While other forecasters are abandoning their calls for the Reserve Bank of Australia (RBA) to lift interest rates this year, the National Australia Bank (NAB) isn’t willing to go down that path yet, retaining the view that the first of two 25 basis point increases will arrive in August.
“The RBA has indicated that it is in no rush to raise rates in lock-step with global central bank counterparts. However, lower unemployment, and evidence of wages growth moving upwards — even gradually — should be enough to give the RBA confidence that inflation will eventually lift above the bottom of the band,” sais Alan Oster, NAB Chief Economist, in a note released today.
“We continue to forecast two 25 basis point rate hikes in August and November, although acknowledge the risks are that these hikes could be delayed.”

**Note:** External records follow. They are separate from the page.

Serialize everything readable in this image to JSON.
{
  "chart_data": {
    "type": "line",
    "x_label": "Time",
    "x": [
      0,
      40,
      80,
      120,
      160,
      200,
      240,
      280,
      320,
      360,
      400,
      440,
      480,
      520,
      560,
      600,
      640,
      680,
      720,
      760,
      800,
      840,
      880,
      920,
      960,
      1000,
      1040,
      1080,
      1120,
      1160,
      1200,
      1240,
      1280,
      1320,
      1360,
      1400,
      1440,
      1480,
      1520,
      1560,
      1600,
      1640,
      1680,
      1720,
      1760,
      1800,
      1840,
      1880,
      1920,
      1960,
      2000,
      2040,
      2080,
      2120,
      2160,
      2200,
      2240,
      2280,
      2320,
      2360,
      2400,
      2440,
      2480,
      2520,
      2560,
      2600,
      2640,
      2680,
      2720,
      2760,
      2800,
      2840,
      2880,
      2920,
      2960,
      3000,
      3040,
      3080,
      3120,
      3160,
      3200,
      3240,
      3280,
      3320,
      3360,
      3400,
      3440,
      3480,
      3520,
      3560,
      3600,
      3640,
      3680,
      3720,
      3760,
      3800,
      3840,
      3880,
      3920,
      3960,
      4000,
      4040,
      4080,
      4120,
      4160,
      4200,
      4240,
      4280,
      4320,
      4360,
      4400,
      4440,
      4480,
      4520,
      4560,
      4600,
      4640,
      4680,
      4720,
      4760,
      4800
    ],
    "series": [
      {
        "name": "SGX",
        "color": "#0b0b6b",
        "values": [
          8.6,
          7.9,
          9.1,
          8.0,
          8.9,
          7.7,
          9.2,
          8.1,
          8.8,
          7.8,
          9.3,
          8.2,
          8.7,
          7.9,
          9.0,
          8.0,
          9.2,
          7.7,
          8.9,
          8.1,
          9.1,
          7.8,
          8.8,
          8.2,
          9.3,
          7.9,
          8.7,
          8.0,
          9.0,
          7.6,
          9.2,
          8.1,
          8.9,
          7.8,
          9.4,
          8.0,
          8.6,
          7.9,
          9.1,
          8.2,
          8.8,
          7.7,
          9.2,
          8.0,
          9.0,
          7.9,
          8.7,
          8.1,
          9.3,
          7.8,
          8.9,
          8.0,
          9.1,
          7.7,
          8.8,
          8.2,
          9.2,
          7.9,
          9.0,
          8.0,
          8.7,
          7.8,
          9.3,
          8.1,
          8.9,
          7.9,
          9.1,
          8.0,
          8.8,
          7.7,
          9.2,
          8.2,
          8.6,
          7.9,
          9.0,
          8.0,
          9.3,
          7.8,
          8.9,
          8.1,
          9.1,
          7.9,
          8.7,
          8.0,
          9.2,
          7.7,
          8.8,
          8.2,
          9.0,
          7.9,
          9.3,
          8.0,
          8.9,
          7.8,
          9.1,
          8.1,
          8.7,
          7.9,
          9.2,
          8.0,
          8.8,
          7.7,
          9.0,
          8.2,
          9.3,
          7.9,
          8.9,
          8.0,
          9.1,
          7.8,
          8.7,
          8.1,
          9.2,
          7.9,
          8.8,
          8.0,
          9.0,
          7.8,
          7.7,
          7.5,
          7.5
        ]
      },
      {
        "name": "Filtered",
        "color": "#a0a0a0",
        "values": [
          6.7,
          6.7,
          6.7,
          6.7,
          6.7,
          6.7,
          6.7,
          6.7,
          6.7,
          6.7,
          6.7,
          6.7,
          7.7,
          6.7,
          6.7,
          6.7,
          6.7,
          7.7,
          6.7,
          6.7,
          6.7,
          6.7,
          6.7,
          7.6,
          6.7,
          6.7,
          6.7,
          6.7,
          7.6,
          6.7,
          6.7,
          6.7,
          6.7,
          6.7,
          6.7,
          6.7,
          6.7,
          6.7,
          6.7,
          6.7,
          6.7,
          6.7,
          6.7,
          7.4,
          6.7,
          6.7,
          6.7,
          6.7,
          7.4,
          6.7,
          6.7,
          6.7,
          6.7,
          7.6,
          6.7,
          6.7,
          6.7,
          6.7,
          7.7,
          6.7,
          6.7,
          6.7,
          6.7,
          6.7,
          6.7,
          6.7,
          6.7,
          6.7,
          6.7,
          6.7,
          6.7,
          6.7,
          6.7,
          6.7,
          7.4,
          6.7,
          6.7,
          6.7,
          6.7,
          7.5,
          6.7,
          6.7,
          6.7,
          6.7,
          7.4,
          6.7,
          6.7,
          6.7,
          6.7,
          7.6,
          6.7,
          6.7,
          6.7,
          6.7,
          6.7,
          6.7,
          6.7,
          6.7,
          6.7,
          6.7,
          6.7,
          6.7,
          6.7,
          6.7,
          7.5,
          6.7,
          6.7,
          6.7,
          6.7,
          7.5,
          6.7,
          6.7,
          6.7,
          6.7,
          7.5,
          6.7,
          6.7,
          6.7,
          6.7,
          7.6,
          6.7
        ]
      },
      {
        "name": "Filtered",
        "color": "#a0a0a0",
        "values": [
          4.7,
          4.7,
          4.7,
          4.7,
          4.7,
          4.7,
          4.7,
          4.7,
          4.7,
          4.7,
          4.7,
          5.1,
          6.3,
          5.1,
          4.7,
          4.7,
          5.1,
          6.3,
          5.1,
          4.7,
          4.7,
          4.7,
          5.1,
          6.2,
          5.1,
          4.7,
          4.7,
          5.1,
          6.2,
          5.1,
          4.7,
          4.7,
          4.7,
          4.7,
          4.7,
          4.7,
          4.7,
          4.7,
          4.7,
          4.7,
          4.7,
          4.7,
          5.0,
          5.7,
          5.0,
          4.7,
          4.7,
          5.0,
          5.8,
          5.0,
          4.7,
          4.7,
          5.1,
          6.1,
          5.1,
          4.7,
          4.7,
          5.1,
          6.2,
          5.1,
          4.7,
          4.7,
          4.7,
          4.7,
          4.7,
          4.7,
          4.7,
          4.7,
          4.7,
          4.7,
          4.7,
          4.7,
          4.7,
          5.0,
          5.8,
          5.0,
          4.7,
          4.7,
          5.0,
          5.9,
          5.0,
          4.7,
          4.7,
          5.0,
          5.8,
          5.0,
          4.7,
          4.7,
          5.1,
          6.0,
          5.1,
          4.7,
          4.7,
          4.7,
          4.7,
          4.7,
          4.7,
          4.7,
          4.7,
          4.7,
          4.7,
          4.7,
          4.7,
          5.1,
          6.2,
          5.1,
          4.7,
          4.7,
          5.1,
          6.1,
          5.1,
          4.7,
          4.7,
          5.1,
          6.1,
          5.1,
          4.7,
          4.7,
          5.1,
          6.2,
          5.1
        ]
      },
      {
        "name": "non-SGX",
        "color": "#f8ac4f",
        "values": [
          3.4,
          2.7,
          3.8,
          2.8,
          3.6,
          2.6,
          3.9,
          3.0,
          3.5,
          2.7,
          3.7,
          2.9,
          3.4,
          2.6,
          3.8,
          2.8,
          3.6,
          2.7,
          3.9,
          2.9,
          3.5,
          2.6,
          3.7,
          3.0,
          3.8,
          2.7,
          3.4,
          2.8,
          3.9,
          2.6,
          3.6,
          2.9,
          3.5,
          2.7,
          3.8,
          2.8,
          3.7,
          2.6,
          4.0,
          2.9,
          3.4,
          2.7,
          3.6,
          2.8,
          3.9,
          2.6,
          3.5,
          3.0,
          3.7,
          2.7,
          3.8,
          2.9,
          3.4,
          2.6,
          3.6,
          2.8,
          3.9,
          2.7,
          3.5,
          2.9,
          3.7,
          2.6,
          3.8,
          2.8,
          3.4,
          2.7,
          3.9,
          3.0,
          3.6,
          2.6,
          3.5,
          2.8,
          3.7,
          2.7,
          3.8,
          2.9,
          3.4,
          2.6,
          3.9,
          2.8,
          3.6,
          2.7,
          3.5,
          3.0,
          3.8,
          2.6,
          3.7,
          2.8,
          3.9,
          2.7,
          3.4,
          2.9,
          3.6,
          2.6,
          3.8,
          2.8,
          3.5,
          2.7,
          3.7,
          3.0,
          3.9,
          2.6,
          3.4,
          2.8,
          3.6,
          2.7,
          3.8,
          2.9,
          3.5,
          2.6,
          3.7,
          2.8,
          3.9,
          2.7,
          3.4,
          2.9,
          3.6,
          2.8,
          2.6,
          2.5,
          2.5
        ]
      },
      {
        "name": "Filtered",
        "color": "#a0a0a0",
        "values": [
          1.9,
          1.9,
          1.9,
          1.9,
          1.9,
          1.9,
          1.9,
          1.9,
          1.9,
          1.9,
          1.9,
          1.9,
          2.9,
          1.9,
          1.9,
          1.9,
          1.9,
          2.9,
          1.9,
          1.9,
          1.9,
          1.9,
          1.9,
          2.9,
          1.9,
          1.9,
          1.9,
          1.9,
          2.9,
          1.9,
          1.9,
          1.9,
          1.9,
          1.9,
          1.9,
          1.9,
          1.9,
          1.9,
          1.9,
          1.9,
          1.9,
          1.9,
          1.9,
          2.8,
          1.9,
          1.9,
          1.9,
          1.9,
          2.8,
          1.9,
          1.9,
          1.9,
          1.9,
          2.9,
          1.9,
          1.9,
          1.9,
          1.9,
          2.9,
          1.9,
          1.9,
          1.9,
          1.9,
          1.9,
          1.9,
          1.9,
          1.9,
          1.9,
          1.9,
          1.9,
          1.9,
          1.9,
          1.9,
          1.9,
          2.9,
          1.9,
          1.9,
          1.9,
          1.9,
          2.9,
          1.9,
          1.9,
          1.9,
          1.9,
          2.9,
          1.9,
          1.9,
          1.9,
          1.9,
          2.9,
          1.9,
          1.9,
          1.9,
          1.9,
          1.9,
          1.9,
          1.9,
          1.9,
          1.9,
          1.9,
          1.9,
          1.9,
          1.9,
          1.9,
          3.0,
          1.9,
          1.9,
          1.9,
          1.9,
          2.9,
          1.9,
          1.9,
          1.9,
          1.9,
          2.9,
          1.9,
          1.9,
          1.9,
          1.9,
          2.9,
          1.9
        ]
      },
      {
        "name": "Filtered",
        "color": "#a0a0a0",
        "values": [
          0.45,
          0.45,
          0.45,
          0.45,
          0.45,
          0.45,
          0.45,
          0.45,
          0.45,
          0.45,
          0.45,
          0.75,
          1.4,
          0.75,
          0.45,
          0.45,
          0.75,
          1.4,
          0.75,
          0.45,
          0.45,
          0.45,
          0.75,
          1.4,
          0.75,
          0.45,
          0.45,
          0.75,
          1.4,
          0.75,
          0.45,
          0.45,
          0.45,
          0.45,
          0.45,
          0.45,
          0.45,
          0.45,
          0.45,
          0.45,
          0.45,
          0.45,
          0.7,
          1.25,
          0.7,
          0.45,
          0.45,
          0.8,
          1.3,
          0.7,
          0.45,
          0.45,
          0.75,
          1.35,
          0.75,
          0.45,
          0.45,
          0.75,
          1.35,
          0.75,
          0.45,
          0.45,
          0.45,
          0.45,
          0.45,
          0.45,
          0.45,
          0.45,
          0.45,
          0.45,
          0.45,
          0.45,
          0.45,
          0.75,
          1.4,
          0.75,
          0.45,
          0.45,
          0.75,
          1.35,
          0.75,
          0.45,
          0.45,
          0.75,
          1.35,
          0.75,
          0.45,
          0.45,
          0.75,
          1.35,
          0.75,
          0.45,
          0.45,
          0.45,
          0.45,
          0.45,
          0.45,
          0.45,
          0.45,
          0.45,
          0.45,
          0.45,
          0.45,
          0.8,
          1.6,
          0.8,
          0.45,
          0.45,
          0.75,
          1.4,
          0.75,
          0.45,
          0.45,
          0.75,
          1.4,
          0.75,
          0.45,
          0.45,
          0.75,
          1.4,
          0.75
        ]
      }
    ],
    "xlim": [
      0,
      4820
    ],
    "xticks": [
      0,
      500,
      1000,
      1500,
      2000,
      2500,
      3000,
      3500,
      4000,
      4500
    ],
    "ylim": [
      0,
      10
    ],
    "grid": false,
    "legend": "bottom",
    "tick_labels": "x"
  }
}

Oster attached a couple of caveats to the call, among the most aggressive of all forecasters tracked, noting that a slowing in household credit and house prices due to macro-prudential measures implemented by APRA “may help alleviate some concerns about household debt”.
He added that a “higher AUD may also threaten this outlook although our revised forecasts are for the currency to be 75 US cents by year end”.
In a speech last week, RBA Governor Philip Lowe said the bank sees “further progress in reducing unemployment and having inflation return to the midpoint of the target range”, adding that it was “likely that the next move in interest rates in Australia will be up, not down”.
Crucially, he admitted that “while we do expect steady progress, that progress is likely to be only gradual.
Financial markets don’t expect the RBA to begin lifting interest rates until early 2019.